Twitter is my favorite social network, and I’ve used it with several different clients — including Echofon, Twitterrific, Tweetbot, the official Twitter app, and some others that doesn’t even exist anymore. Now I’ve decided to give a chance to Neptune. This new Twitter client is focused on simplicity, allowing users to navigate without distractions like ads and a non-chronological timeline.

Neptune has most of the features you’d expect from a regular Twitter app, including access to your timeline, mentions, direct messages, trends, and more. By opening the app, you’ll see the timeline with tweets separated by cards, which is nice to distinguish it from other apps.

The timeline appears in chronological order, which means there’s no fancy algorithm behind it to decide which tweets you should see first. It’s just the good old timeline with tweets appearing in the order they were published. You won’t see any ads on Neptune, something that bothers users of the official Twitter app.

Instead of regular tabs, Neptune has a menu that can be accessed from anywhere by simply pulling it up. From there, users can tweet, check mentions, look for trends, and manage their profile. On iPad, this menu can be fixed to the right side of the screen, turning Neptune into a two-column app. You choose how you want to use it.

The app offers filters that hide tweets with specific words or phrases, Dark Mode compatibility, and even login with Touch ID or Face ID. Neptune also has a fun Quick Share feature similar to Apple’s AirDrop, but it only works with other people who also have the app installed. The app shows people nearby when you tap and share a tweet so you can do it instantly. It works, but as I said, only with other Neptune users, so it wasn’t that useful for me.

Now, a few downsides I’ve noticed using Neptune in the last few weeks that you should know before buying it. You can’t see when someone likes or retweets your tweets, only the newest direct messages appears in the app, and it still doesn’t offer notifications.

Unfortunately, some of these restrictions are related to the Twitter API, just as in apps like Tweetbot. Neptune’s developer Ethan Lipnik told me that he’s working to enable notifications in a future update, as well as synced timelines on iCloud, translations, and more.
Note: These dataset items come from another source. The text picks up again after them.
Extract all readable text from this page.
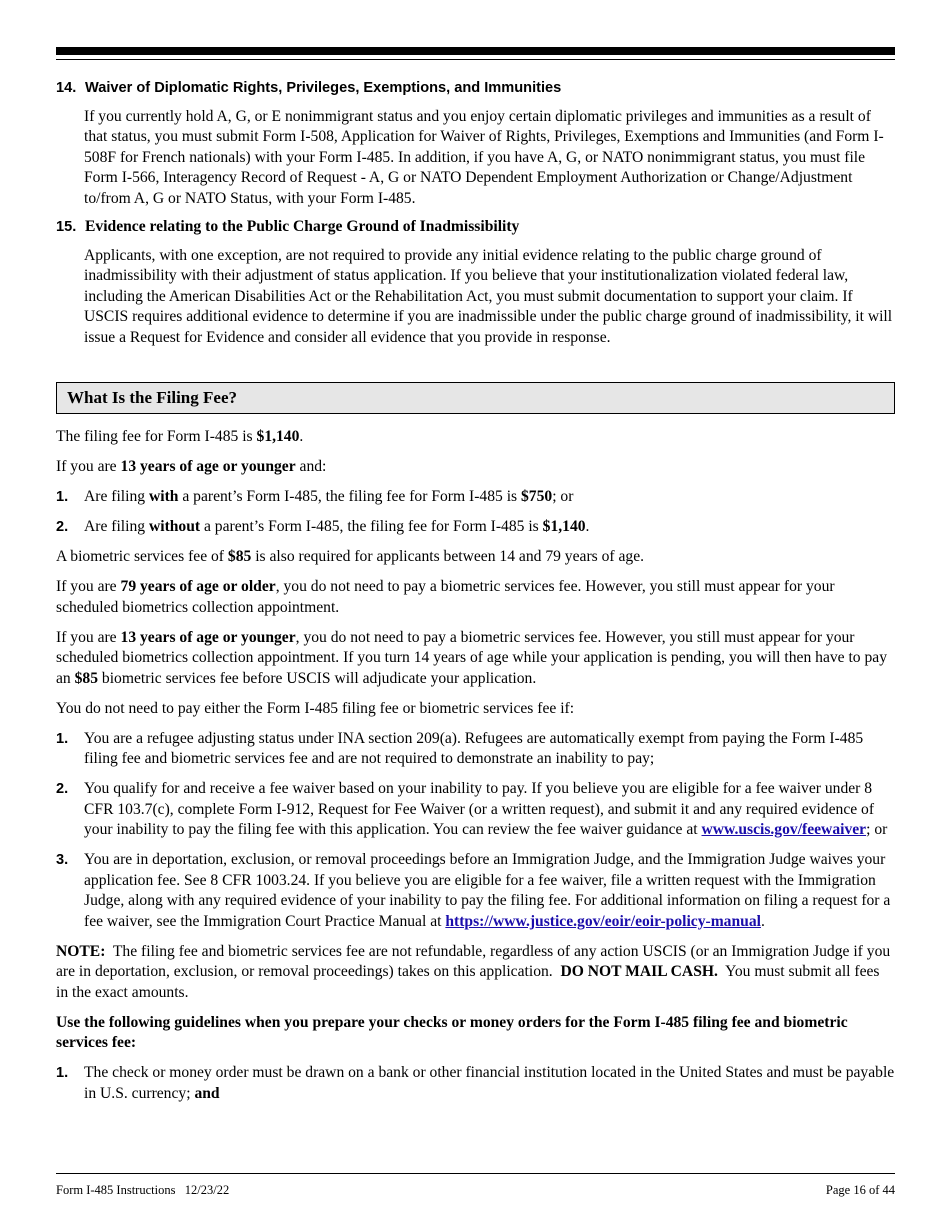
14. Waiver of Diplomatic Rights, Privileges, Exemptions, and Immunities

If you currently hold A, G, or E nonimmigrant status and you enjoy certain diplomatic privileges and immunities as a result of that status, you must submit Form I-508, Application for Waiver of Rights, Privileges, Exemptions and Immunities (and Form I-508F for French nationals) with your Form I-485. In addition, if you have A, G, or NATO nonimmigrant status, you must file Form I-566, Interagency Record of Request - A, G or NATO Dependent Employment Authorization or Change/Adjustment to/from A, G or NATO Status, with your Form I-485.

15. Evidence relating to the Public Charge Ground of Inadmissibility

Applicants, with one exception, are not required to provide any initial evidence relating to the public charge ground of inadmissibility with their adjustment of status application. If you believe that your institutionalization violated federal law, including the American Disabilities Act or the Rehabilitation Act, you must submit documentation to support your claim. If USCIS requires additional evidence to determine if you are inadmissible under the public charge ground of inadmissibility, it will issue a Request for Evidence and consider all evidence that you provide in response.

What Is the Filing Fee?

The filing fee for Form I-485 is $1,140.

If you are 13 years of age or younger and:

1.	Are filing with a parent’s Form I-485, the filing fee for Form I-485 is $750; or
2.	Are filing without a parent’s Form I-485, the filing fee for Form I-485 is $1,140.

A biometric services fee of $85 is also required for applicants between 14 and 79 years of age.

If you are 79 years of age or older, you do not need to pay a biometric services fee. However, you still must appear for your scheduled biometrics collection appointment.

If you are 13 years of age or younger, you do not need to pay a biometric services fee. However, you still must appear for your scheduled biometrics collection appointment. If you turn 14 years of age while your application is pending, you will then have to pay an $85 biometric services fee before USCIS will adjudicate your application.

You do not need to pay either the Form I-485 filing fee or biometric services fee if:

1.	You are a refugee adjusting status under INA section 209(a). Refugees are automatically exempt from paying the Form I-485 filing fee and biometric services fee and are not required to demonstrate an inability to pay;
2.	You qualify for and receive a fee waiver based on your inability to pay. If you believe you are eligible for a fee waiver under 8 CFR 103.7(c), complete Form I-912, Request for Fee Waiver (or a written request), and submit it and any required evidence of your inability to pay the filing fee with this application. You can review the fee waiver guidance at www.uscis.gov/feewaiver; or
3.	You are in deportation, exclusion, or removal proceedings before an Immigration Judge, and the Immigration Judge waives your application fee. See 8 CFR 1003.24. If you believe you are eligible for a fee waiver, file a written request with the Immigration Judge, along with any required evidence of your inability to pay the filing fee. For additional information on filing a request for a fee waiver, see the Immigration Court Practice Manual at https://www.justice.gov/eoir/eoir-policy-manual.

NOTE:  The filing fee and biometric services fee are not refundable, regardless of any action USCIS (or an Immigration Judge if you are in deportation, exclusion, or removal proceedings) takes on this application.  DO NOT MAIL CASH.  You must submit all fees in the exact amounts.

Use the following guidelines when you prepare your checks or money orders for the Form I-485 filing fee and biometric services fee:

1.	The check or money order must be drawn on a bank or other financial institution located in the United States and must be payable in U.S. currency; and
Form I-485 Instructions   12/23/22	Page 16 of 44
Although the official Twitter app is still my first choice, I’m always looking for new ways to access the social network, and Neptune is a promising one. It may not be as advanced as other existing options, but it’s a well-built app and it should serve those who just want to scroll through the timeline without distractions, as in the old days of Twitter.

Neptune is available on the App Store for iOS and macOS as a single purchase. There’s no subscription, and you can download it on your iPhone, iPad, and Mac. It usually costs $1.99, but you can get it this week for just $0.99.